According to the recently released Knight Frank 2018 Wealth Report, classic cars have increased in value by an impressive 334% over the past 10 years; exhibiting by far the best performance of all the luxury asset classes during this period. While this ascent has slowed in recent years, cars remain an attractive option for many potential collectors.
As a long time classic car enthusiast myself, I know first-hand the allure of historic vehicles. That said, anyone considering this asset class must first give due attention to the practicalities of owning classic cars and how to maximise their value.
On top of my experience as a private client trustee, I have provided collection management and curation services to some of the most significant classic car collections in the world. Here are my top tips for anyone thinking of dipping their toe in the petrol…
1. Do the due diligence
As per all asset classes, there is a need to be vigilant within the car world to ensure that an unsuspecting and keen new collector is not taken advantage of. To ensure the collector is getting what they’re paying for, the car’s provenance and history must be thoroughly researched by an expert.
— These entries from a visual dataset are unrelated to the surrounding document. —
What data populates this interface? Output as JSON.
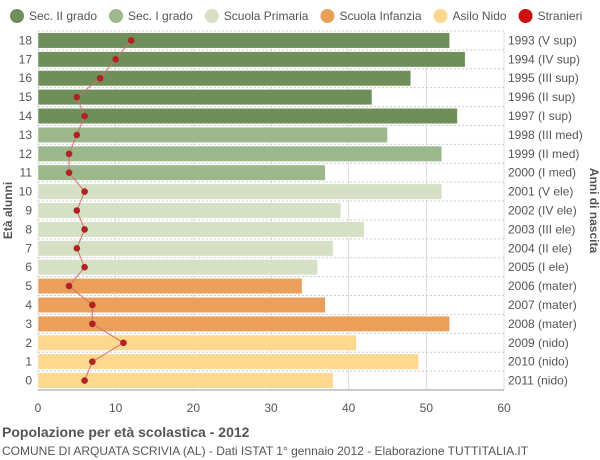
{
  "chart_data": {
    "type": "bar",
    "orientation": "horizontal",
    "title": "Popolazione per età scolastica - 2012",
    "subtitle": "COMUNE DI ARQUATA SCRIVIA (AL) - Dati ISTAT 1° gennaio 2012 - Elaborazione TUTTITALIA.IT",
    "ylabel_left": "Età alunni",
    "ylabel_right": "Anni di nascita",
    "xlim": [
      0,
      60
    ],
    "x_ticks": [
      0,
      10,
      20,
      30,
      40,
      50,
      60
    ],
    "grid": true,
    "legend_position": "top",
    "legend": [
      {
        "name": "Sec. II grado",
        "color": "#6e8f5a",
        "shape": "circle"
      },
      {
        "name": "Sec. I grado",
        "color": "#9cb88c",
        "shape": "circle"
      },
      {
        "name": "Scuola Primaria",
        "color": "#d5e0c5",
        "shape": "circle"
      },
      {
        "name": "Scuola Infanzia",
        "color": "#eaa05a",
        "shape": "circle"
      },
      {
        "name": "Asilo Nido",
        "color": "#fdd88e",
        "shape": "circle"
      },
      {
        "name": "Stranieri",
        "color": "#cc1111",
        "shape": "circle"
      }
    ],
    "categories": [
      "18",
      "17",
      "16",
      "15",
      "14",
      "13",
      "12",
      "11",
      "10",
      "9",
      "8",
      "7",
      "6",
      "5",
      "4",
      "3",
      "2",
      "1",
      "0"
    ],
    "birth_years": [
      "1993 (V sup)",
      "1994 (IV sup)",
      "1995 (III sup)",
      "1996 (II sup)",
      "1997 (I sup)",
      "1998 (III med)",
      "1999 (II med)",
      "2000 (I med)",
      "2001 (V ele)",
      "2002 (IV ele)",
      "2003 (III ele)",
      "2004 (II ele)",
      "2005 (I ele)",
      "2006 (mater)",
      "2007 (mater)",
      "2008 (mater)",
      "2009 (nido)",
      "2010 (nido)",
      "2011 (nido)"
    ],
    "values": [
      53,
      55,
      48,
      43,
      54,
      45,
      52,
      37,
      52,
      39,
      42,
      38,
      36,
      34,
      37,
      53,
      41,
      49,
      38
    ],
    "groups": [
      "Sec. II grado",
      "Sec. II grado",
      "Sec. II grado",
      "Sec. II grado",
      "Sec. II grado",
      "Sec. I grado",
      "Sec. I grado",
      "Sec. I grado",
      "Scuola Primaria",
      "Scuola Primaria",
      "Scuola Primaria",
      "Scuola Primaria",
      "Scuola Primaria",
      "Scuola Infanzia",
      "Scuola Infanzia",
      "Scuola Infanzia",
      "Asilo Nido",
      "Asilo Nido",
      "Asilo Nido"
    ],
    "stranieri": [
      12,
      10,
      8,
      5,
      6,
      5,
      4,
      4,
      6,
      5,
      6,
      5,
      6,
      4,
      7,
      7,
      11,
      7,
      6
    ],
    "colors": {
      "Sec. II grado": "#6e8f5a",
      "Sec. I grado": "#9cb88c",
      "Scuola Primaria": "#d5e0c5",
      "Scuola Infanzia": "#eaa05a",
      "Asilo Nido": "#fdd88e",
      "Stranieri": "#b22222",
      "stranieri_line": "#d07070"
    }
  }
}
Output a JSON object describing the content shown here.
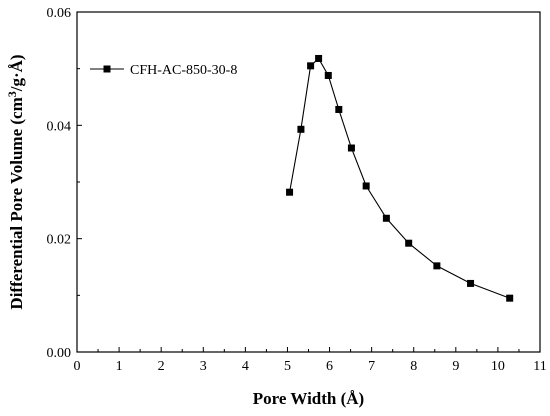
{
  "chart_data": {
    "type": "line",
    "title": "",
    "xlabel": "Pore Width (Å)",
    "ylabel": "Differential Pore Volume (cm³/g·Å)",
    "ylabel_parts": {
      "before": "Differential Pore Volume (cm",
      "sup": "3",
      "after": "/g·Å)"
    },
    "xlim": [
      0,
      11
    ],
    "ylim": [
      0.0,
      0.06
    ],
    "x_ticks": [
      0,
      1,
      2,
      3,
      4,
      5,
      6,
      7,
      8,
      9,
      10,
      11
    ],
    "x_tick_labels": [
      "0",
      "1",
      "2",
      "3",
      "4",
      "5",
      "6",
      "7",
      "8",
      "9",
      "10",
      "11"
    ],
    "y_ticks": [
      0.0,
      0.02,
      0.04,
      0.06
    ],
    "y_tick_labels": [
      "0.00",
      "0.02",
      "0.04",
      "0.06"
    ],
    "grid": false,
    "legend_position": "top-left",
    "series": [
      {
        "name": "CFH-AC-850-30-8",
        "color": "#000000",
        "marker": "square",
        "x": [
          5.05,
          5.32,
          5.55,
          5.74,
          5.97,
          6.22,
          6.52,
          6.87,
          7.35,
          7.88,
          8.55,
          9.35,
          10.28
        ],
        "y": [
          0.0282,
          0.0393,
          0.0505,
          0.0518,
          0.0488,
          0.0428,
          0.036,
          0.0293,
          0.0236,
          0.0192,
          0.0152,
          0.0121,
          0.0095
        ]
      }
    ]
  }
}
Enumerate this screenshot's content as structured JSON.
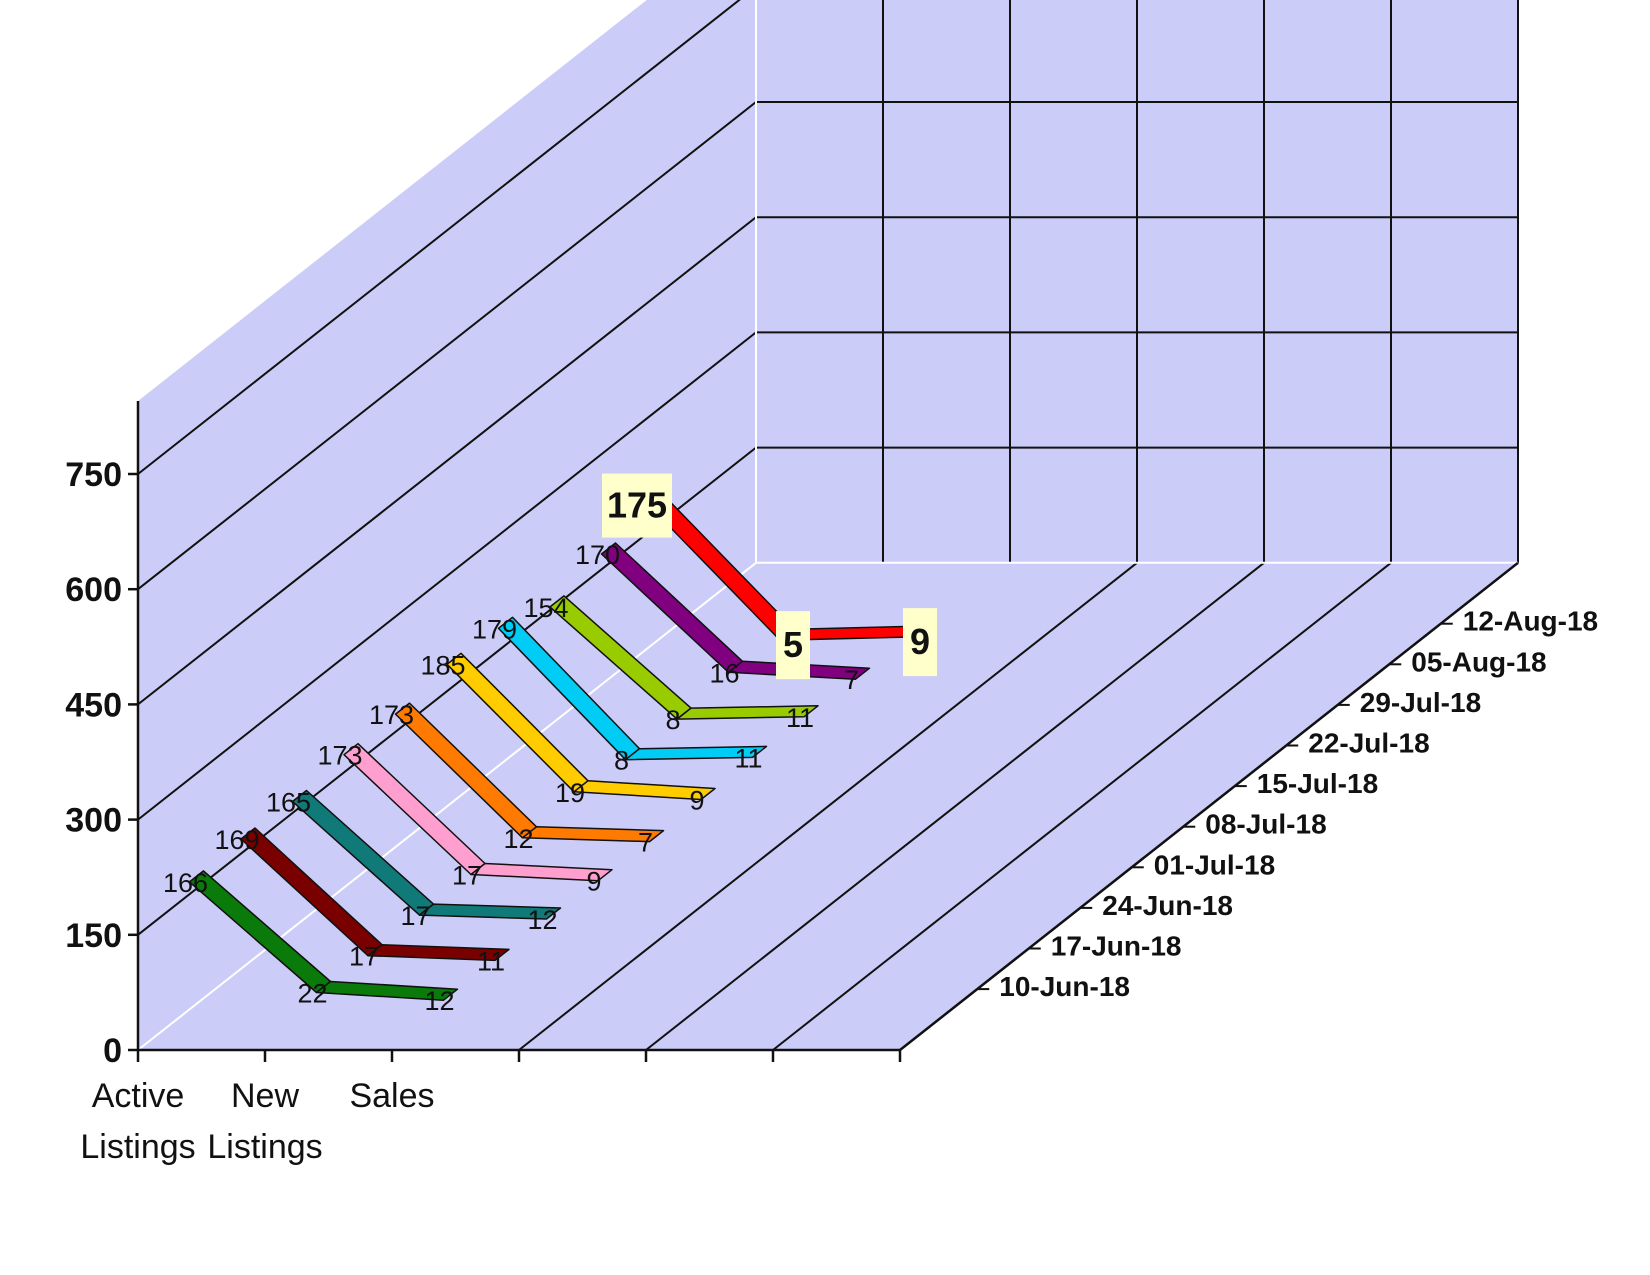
{
  "chart_data": {
    "type": "line",
    "subtype": "3d-ribbon",
    "categories": [
      [
        "Active",
        "Listings"
      ],
      [
        "New",
        "Listings"
      ],
      [
        "Sales"
      ]
    ],
    "x": [
      "Active Listings",
      "New Listings",
      "Sales"
    ],
    "series": [
      {
        "name": "10-Jun-18",
        "values": [
          166,
          22,
          12
        ],
        "color": "#0a7a0a"
      },
      {
        "name": "17-Jun-18",
        "values": [
          169,
          17,
          11
        ],
        "color": "#7a0000"
      },
      {
        "name": "24-Jun-18",
        "values": [
          165,
          17,
          12
        ],
        "color": "#0f7a78"
      },
      {
        "name": "01-Jul-18",
        "values": [
          173,
          17,
          9
        ],
        "color": "#ff9fcf"
      },
      {
        "name": "08-Jul-18",
        "values": [
          173,
          12,
          7
        ],
        "color": "#ff7a00"
      },
      {
        "name": "15-Jul-18",
        "values": [
          185,
          19,
          9
        ],
        "color": "#ffcc00"
      },
      {
        "name": "22-Jul-18",
        "values": [
          179,
          8,
          11
        ],
        "color": "#00ccf5"
      },
      {
        "name": "29-Jul-18",
        "values": [
          154,
          8,
          11
        ],
        "color": "#99cc00"
      },
      {
        "name": "05-Aug-18",
        "values": [
          170,
          16,
          7
        ],
        "color": "#800080"
      },
      {
        "name": "12-Aug-18",
        "values": [
          175,
          5,
          9
        ],
        "color": "#ff0000"
      }
    ],
    "yticks": [
      "0",
      "150",
      "300",
      "450",
      "600",
      "750"
    ],
    "ylim": [
      0,
      750
    ],
    "grid": true,
    "highlighted_series": "12-Aug-18",
    "wall_color": "#ccccf8",
    "title": "",
    "xlabel": "",
    "ylabel": ""
  }
}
Incorrect credentials can mean the difference between hundreds of thousands of dollars – or even millions – in future value.
2. Buy the best for you
Broadly speaking, the key factors to help determine a car’s future success are provenance, originality, usability, rarity and desirability. However, future classics are becoming increasingly difficult to predict. So to prospective investors I say: buy the best you can afford (making sure its mechanical condition and history are checked). But more importantly, buy the car that you love and will suit your needs – rather than one you think will appreciate. If you want to use it to take your children to school, for example, then don’t buy a ‘fire breathing’ two-seater!
3. Consider ownership structures
High-value assets may be held directly in the name of the individual, but often, as with art and real estate, they are held using a structure such as a trust, company or foundation. Structuring is particularly beneficial from an estate planning perspective, as it allows collectors to assess their overall wealth position by seeing the value of their cars alongside other assets such as quoted investment portfolios, real estate and bank account balances.
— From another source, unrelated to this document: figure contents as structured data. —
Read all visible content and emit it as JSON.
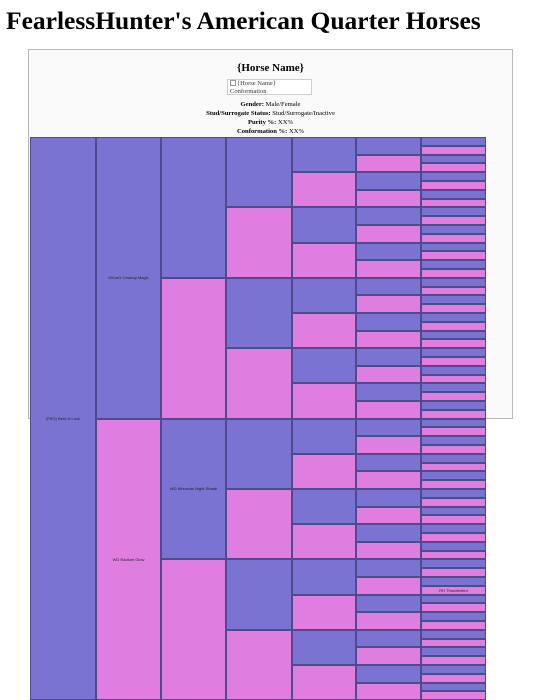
{
  "page": {
    "title": "FearlessHunter's American Quarter Horses"
  },
  "card": {
    "horse_name": "{Horse Name}",
    "image_alt": "{Horse Name} Conformation",
    "gender_label": "Gender:",
    "gender_value": "Male/Female",
    "status_label": "Stud/Surrogate Status:",
    "status_value": "Stud/Surrogate/Inactive",
    "purity_label": "Purity %:",
    "purity_value": "XX%",
    "conformation_label": "Conformation %:",
    "conformation_value": "XX%"
  },
  "pedigree": {
    "colors": {
      "sire": "#7b73d2",
      "dam": "#e07ee0",
      "border": "#4e4a8e"
    },
    "labels": {
      "g1_0": "(FEO) Best of Luck",
      "g2_0": "IDCwG Cowboy Magic",
      "g2_1": "WD Radium Glow",
      "g3_2": "WD Wizzards Night Shade",
      "g7_51": "RH Thunderbird"
    }
  }
}
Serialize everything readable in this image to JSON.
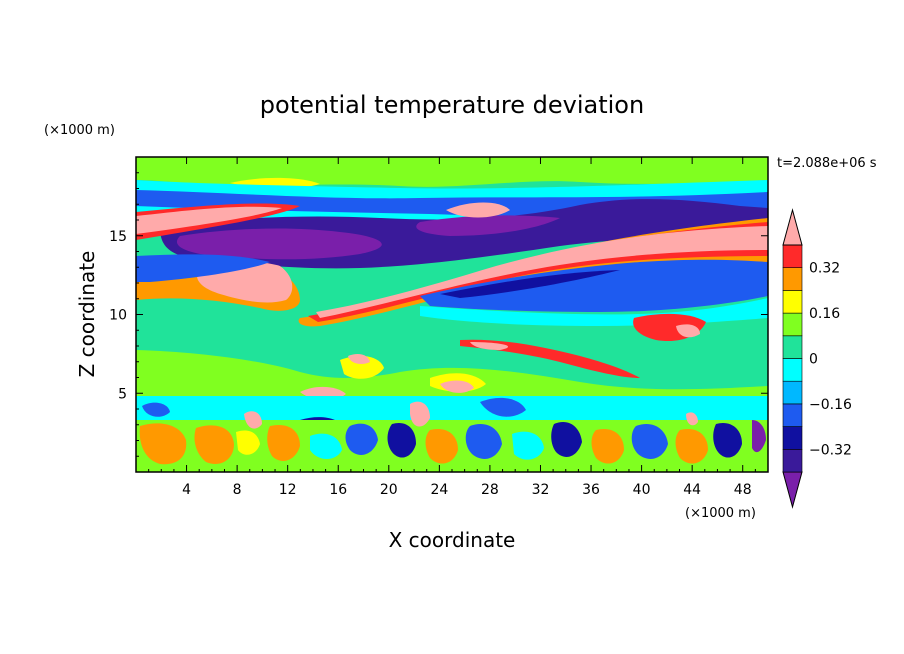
{
  "chart_data": {
    "type": "heatmap",
    "title": "potential temperature deviation",
    "xlabel": "X coordinate",
    "ylabel": "Z coordinate",
    "x_unit": "(×1000 m)",
    "y_unit": "(×1000 m)",
    "time_label": "t=2.088e+06 s",
    "xlim": [
      0,
      50
    ],
    "ylim": [
      0,
      20
    ],
    "x_ticks": [
      4,
      8,
      12,
      16,
      20,
      24,
      28,
      32,
      36,
      40,
      44,
      48
    ],
    "y_ticks": [
      5,
      10,
      15
    ],
    "colorbar": {
      "levels": [
        -0.4,
        -0.32,
        -0.24,
        -0.16,
        -0.08,
        0,
        0.08,
        0.16,
        0.24,
        0.32,
        0.4
      ],
      "tick_labels": [
        {
          "value": 0.32,
          "label": "0.32"
        },
        {
          "value": 0.16,
          "label": "0.16"
        },
        {
          "value": 0,
          "label": "0"
        },
        {
          "value": -0.16,
          "label": "−0.16"
        },
        {
          "value": -0.32,
          "label": "−0.32"
        }
      ],
      "colors": [
        "#7a1faa",
        "#3a1a9a",
        "#1010a0",
        "#1e5bf0",
        "#00b8ff",
        "#00ffff",
        "#20e39a",
        "#80ff20",
        "#ffff00",
        "#ff9900",
        "#ff2a2a",
        "#ffaaaa"
      ]
    }
  }
}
Offshore domiciles are popular locations for structuring or restructuring ownership of luxury assets, and well-regulated offshore locations such as Jersey and Guernsey have long been jurisdictions of choice for these structures.
4. Prioritise maintenance
Once purchased, the car’s upkeep takes priority – whether that means basic ongoing maintenance or full restoration. To maintain the integrity of the car, it’s important to engage with the correct marque specialists and other experts. Storage (whether in purpose-built facilities or a warehouse) and storage coordination (if the car travels between shows and museums, for example) are key to maintaining the vehicle. Moreover, storage conditions often form part of an insurer’s requirements.
5. Raise the car’s profile
This includes documenting its racing history, appearances at concours events and inclusion in museum displays – all of which add to a car’s profile and may result in an increase in value.
6. Don’t rush into a sale
After a decision has been made to liquidate a car, or car collection, it’s important to ensure that each vehicle being sold is presented in the most appropriate physical condition, has all the relevant history collated, and is shown at the best events. Further, each car must be properly valued and sold by a suitable broker in a controlled and appropriate way; ideally into a market that has a particular interest in the specific type of car – wherever in the world that may be. Taking this approach will attract a much higher price than selling the collection at a general auction.
7. Leave it to the professionals
When it comes to classic car collection, there is a lot to know. From initial due diligence through insurance, transportation, storage and beyond, it’s fair to say collectors will most likely need an expert hand to hold. By appointing an independent, non-commissioned specialist, every step can be taken care of. You wouldn’t buy a house without engaging your lawyer and surveyor to provide guidance on the contract and title, and the same goes for classic cars. After all, these days the cars may be worth more than the house!